Ecco quindi «il testamento del Signore. Si dà da mangiare e bere, e ci dice: amatevi così. Lava i piedi, e ci dice: servitevi così, ma state attenti, un servo mai è più grande di quello che lo invia». In poche righe, ha detto Francesco, il «fondamento della Chiesa».

Sono «parole e gesti contundenti» ha commentato il Papa. Ma «se noi andiamo avanti con queste tre cose, non sbaglieremo mai. Mai, mai, mai». Radicale, forte, ma «semplice». Del resto, ha fatto notare, «i martiri sono andati avanti così». E anche «tanti santi anonimi, nella vita della Chiesa, sono andati così — i santi nascosti — con questa consapevolezza di essere servi».

Un programma di vita per il quale, ha detto il Papa proseguendo nella rilettura del vangelo, «c’è un’avvertenza: “Io conosco quelli che ho scelto”». Il Signore dice infatti: “So che uno di voi mi tradirà”». Cosa significa? Significa che «Gesù ci conosce. Gesù mi conosce». Da qui il suggerimento del Pontefice a ogni cristiano: «Credo che ci farà bene, a tutti noi, in un momento di silenzio, lasciarci guardare dal Signore e guardare il Signore», riconoscere che Gesù ci ha «insegnato l’amore, con l’Eucaristia», e «il servizio con la lavanda dei piedi», capire che «nessuno è più grande di quello che lo ha inviato» ed essere consapevoli di stare di fronte a chi ci conosce. In quel momento, ha aggiunto Francesco, è bene «lasciare che lo sguardo di Gesù entri in me. Sentiremo tante cose: sentiremo amore», o forse «saremo bloccati lì, sentiremo vergogna». In ogni caso «lasciare sempre che lo sguardo di Gesù venga. Lo stesso sguardo con il quale guardava a cena, quella sera, i suoi».

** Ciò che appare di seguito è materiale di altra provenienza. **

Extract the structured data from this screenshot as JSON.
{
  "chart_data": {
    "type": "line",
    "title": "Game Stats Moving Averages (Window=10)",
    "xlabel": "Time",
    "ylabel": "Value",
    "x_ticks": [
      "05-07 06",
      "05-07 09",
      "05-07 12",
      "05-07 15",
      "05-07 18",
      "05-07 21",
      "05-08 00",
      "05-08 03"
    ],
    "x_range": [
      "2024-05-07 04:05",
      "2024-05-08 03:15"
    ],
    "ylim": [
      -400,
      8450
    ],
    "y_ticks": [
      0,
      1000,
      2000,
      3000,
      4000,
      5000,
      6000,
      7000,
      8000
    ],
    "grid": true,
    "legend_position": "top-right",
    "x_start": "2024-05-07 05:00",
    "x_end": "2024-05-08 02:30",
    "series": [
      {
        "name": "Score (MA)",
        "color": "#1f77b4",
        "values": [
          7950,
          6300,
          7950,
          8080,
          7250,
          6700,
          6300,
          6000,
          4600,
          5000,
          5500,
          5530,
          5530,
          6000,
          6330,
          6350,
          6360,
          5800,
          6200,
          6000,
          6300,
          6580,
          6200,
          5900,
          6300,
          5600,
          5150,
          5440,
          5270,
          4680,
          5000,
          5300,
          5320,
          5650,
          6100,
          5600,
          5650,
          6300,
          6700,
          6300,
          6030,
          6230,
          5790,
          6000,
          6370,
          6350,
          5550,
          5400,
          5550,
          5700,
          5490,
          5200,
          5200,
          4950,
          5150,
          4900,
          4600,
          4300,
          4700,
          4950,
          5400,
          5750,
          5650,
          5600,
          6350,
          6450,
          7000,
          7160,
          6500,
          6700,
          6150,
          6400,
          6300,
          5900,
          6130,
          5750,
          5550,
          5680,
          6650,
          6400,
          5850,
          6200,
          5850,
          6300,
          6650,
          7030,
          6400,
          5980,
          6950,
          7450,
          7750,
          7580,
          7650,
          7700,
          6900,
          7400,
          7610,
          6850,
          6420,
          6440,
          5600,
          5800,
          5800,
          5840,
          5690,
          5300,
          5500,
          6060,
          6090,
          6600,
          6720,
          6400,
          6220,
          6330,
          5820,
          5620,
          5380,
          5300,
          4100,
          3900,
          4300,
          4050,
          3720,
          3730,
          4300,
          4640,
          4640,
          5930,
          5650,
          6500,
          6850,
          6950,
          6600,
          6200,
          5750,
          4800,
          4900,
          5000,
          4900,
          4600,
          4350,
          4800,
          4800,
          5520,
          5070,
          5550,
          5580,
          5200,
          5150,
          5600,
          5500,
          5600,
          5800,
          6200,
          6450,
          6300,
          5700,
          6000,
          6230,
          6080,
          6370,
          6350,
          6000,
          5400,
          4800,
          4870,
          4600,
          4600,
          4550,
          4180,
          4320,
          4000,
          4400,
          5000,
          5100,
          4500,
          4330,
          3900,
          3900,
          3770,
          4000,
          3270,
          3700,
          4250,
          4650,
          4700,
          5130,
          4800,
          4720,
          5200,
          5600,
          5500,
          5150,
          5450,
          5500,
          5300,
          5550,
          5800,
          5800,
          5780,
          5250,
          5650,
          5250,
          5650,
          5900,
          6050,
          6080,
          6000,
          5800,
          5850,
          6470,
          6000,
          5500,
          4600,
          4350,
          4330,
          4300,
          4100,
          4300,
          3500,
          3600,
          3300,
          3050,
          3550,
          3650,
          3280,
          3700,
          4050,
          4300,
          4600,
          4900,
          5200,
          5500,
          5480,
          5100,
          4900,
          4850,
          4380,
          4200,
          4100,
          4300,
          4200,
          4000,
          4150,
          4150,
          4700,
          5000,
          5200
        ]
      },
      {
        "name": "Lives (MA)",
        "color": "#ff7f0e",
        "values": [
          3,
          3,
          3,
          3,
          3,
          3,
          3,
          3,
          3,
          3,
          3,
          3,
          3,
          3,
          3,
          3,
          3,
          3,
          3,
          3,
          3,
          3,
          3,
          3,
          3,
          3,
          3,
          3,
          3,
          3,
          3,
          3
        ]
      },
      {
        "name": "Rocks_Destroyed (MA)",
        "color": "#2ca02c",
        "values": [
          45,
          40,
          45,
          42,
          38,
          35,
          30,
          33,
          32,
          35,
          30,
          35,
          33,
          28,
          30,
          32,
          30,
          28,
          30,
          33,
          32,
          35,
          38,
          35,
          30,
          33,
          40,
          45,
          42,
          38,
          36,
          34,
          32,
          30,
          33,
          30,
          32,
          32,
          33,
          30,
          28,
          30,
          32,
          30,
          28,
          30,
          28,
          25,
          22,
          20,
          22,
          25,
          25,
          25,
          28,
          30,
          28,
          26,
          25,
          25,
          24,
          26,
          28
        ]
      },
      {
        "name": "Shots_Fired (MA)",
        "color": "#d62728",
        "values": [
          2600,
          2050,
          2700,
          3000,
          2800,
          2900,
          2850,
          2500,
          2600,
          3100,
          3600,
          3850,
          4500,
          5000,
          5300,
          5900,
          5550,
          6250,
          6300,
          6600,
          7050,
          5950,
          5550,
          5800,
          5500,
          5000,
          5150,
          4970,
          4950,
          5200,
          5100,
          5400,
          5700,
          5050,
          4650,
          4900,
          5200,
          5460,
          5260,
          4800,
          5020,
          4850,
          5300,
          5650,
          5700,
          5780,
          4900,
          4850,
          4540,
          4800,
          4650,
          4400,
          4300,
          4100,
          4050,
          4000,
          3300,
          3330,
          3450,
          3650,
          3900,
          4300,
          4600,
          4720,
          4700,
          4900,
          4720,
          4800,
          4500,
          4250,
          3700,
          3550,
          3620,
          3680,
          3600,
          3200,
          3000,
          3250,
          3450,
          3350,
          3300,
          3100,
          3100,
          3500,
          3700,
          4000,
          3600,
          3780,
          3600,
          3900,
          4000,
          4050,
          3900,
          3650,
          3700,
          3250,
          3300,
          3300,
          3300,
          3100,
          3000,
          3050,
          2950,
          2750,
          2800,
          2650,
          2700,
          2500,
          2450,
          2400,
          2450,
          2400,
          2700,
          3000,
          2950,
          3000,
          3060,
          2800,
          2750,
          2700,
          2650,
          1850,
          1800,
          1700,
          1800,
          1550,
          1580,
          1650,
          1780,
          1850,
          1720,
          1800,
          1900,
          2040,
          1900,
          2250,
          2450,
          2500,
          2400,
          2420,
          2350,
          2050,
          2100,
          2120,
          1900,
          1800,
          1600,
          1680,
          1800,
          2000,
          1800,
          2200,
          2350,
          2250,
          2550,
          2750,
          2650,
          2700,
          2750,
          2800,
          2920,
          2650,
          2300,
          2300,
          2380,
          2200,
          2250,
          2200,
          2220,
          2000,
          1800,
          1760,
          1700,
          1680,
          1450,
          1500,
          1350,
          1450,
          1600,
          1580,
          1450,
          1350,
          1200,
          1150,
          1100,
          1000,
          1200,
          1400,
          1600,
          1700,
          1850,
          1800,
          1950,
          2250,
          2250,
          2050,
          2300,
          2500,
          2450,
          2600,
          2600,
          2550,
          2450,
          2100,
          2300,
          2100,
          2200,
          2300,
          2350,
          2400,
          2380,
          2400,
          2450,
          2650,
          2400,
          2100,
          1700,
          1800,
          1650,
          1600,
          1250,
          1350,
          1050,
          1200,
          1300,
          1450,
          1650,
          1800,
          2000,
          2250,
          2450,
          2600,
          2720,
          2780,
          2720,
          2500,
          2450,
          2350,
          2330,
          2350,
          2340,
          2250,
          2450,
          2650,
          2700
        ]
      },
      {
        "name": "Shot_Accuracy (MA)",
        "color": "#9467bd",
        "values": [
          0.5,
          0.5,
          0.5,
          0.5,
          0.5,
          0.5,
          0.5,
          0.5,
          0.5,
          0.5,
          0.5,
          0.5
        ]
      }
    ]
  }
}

È una meditazione nella quale l’uomo può umilmente dire: «Signore tu conosci, tu sai tutto», come Pietro, a Tiberiade, che affermò: «Tu conosci, tu sai tutto. Tu sai che ti amo». Il Signore infatti sa cosa c’è dentro il cuore di ognuno. Si tratta, ha concluso il Pontefice, di una «bella preghiera», grazie alla quale «sentiremo tante cose».